A momma bear and her three cubs were seen taking a dip at a crowded South Lake Tahoe beach Sunday afternoon as onlookers got a beautiful sighting of the majestic animals. A video of the encounter (above) was posted to social media by Jen Watkins, showing some people getting a little too close for comfort. According to Watkins, the momma bear made off with someone’s cooler.

The video shows how Tahoe’s growing bear population is getting more comfortable around humans in recent years. It also teaches a valuable lesson on how to treat bears when you see them in the wild.

“They can be very dangerous,” said Lt. Nelson Resendes with the Placer County Sheriff’s Office. “Don’t feed them, don’t entice them, don’t provoke them and, obviously in a setting like this… don’t approach them… respect their space.”

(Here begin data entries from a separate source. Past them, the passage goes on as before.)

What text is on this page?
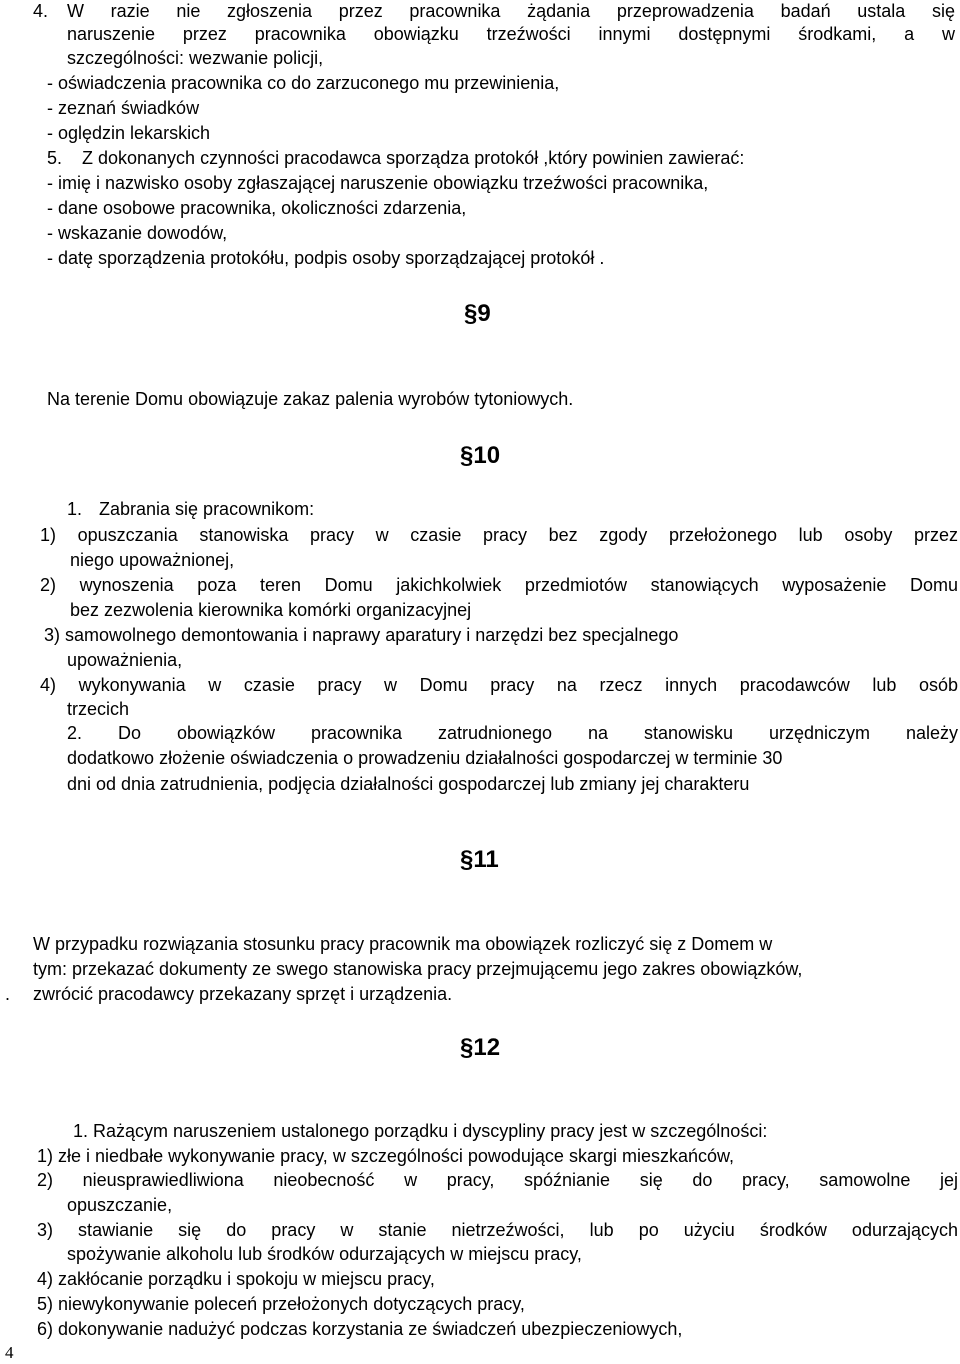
4. W razie nie zgłoszenia przez pracownika żądania przeprowadzenia badań ustala się
naruszenie przez pracownika obowiązku trzeźwości innymi dostępnymi środkami, a w
szczególności: wezwanie policji,
- oświadczenia pracownika co do zarzuconego mu przewinienia,
- zeznań świadków
- oględzin lekarskich
5. Z dokonanych czynności pracodawca sporządza protokół ,który powinien zawierać:
- imię i nazwisko osoby zgłaszającej naruszenie obowiązku trzeźwości pracownika,
- dane osobowe pracownika, okoliczności zdarzenia,
- wskazanie dowodów,
- datę sporządzenia protokółu, podpis osoby sporządzającej protokół .
§9
Na terenie Domu obowiązuje zakaz palenia wyrobów tytoniowych.
§10
1. Zabrania się pracownikom:
1) opuszczania stanowiska pracy w czasie pracy bez zgody przełożonego lub osoby przez
niego upoważnionej,
2) wynoszenia poza teren Domu jakichkolwiek przedmiotów stanowiących wyposażenie Domu
bez zezwolenia kierownika komórki organizacyjnej
3) samowolnego demontowania i naprawy aparatury i narzędzi bez specjalnego
upoważnienia,
4) wykonywania w czasie pracy w Domu pracy na rzecz innych pracodawców lub osób
trzecich
2. Do obowiązków pracownika zatrudnionego na stanowisku urzędniczym należy
dodatkowo złożenie oświadczenia o prowadzeniu działalności gospodarczej w terminie 30
dni od dnia zatrudnienia, podjęcia działalności gospodarczej lub zmiany jej charakteru
§11
W przypadku rozwiązania stosunku pracy pracownik ma obowiązek rozliczyć się z Domem w
tym: przekazać dokumenty ze swego stanowiska pracy przejmującemu jego zakres obowiązków,
. zwrócić pracodawcy przekazany sprzęt i urządzenia.
§12
1. Rażącym naruszeniem ustalonego porządku i dyscypliny pracy jest w szczególności:
1) złe i niedbałe wykonywanie pracy, w szczególności powodujące skargi mieszkańców,
2) nieusprawiedliwiona nieobecność w pracy, spóźnianie się do pracy, samowolne jej
opuszczanie,
3) stawianie się do pracy w stanie nietrzeźwości, lub po użyciu środków odurzających
spożywanie alkoholu lub środków odurzających w miejscu pracy,
4) zakłócanie porządku i spokoju w miejscu pracy,
5) niewykonywanie poleceń przełożonych dotyczących pracy,
6) dokonywanie nadużyć podczas korzystania ze świadczeń ubezpieczeniowych,
4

Here are a few tips to avoid dangerous bear run-ins in Tahoe:

  • Never feed wildlife.
  • Always store food (including pet food), drinks, toiletries, coolers, cleaned grills, cleaned dishes, cleaning products, and all other scented items in the bear-resistant containers (storage lockers/bear boxes) provided at campsites.
  • Clean the barbecue grill after each use and store properly.
  • Always place garbage in bear-resistant dumpsters in campgrounds or in bear-resistant containers at campsites (storage lockers/bear boxes), and close and lock after each use.
  • Never leave food or scented items unattended in campsites, tents, or vehicles. Bears can open vehicle doors and they may cause damage trying to gain entrance if there are scented items inside.
  • Never leave garbage at campsites.
  • Hike in groups and keep an eye on small children.
  • Keep dogs on leash. Off-leash dogs can provoke bears to respond defensively.
  • Watch for signs of bears, such as bear scat along trails or claw marks on trees. Stay alert. Make noise while on trails so that bears know you are there and can avoid you.
  • Never approach bears or cubs. Always, keep a safe social distance and never get between a sow and her cubs.

If you do come across a bear, here’s what you should do:

  • Never get between a mom and her cubs.
  • Slowly walk away and make a loud noise.
  • Though attacks are very rare, if you are attacked, fight back aggressively!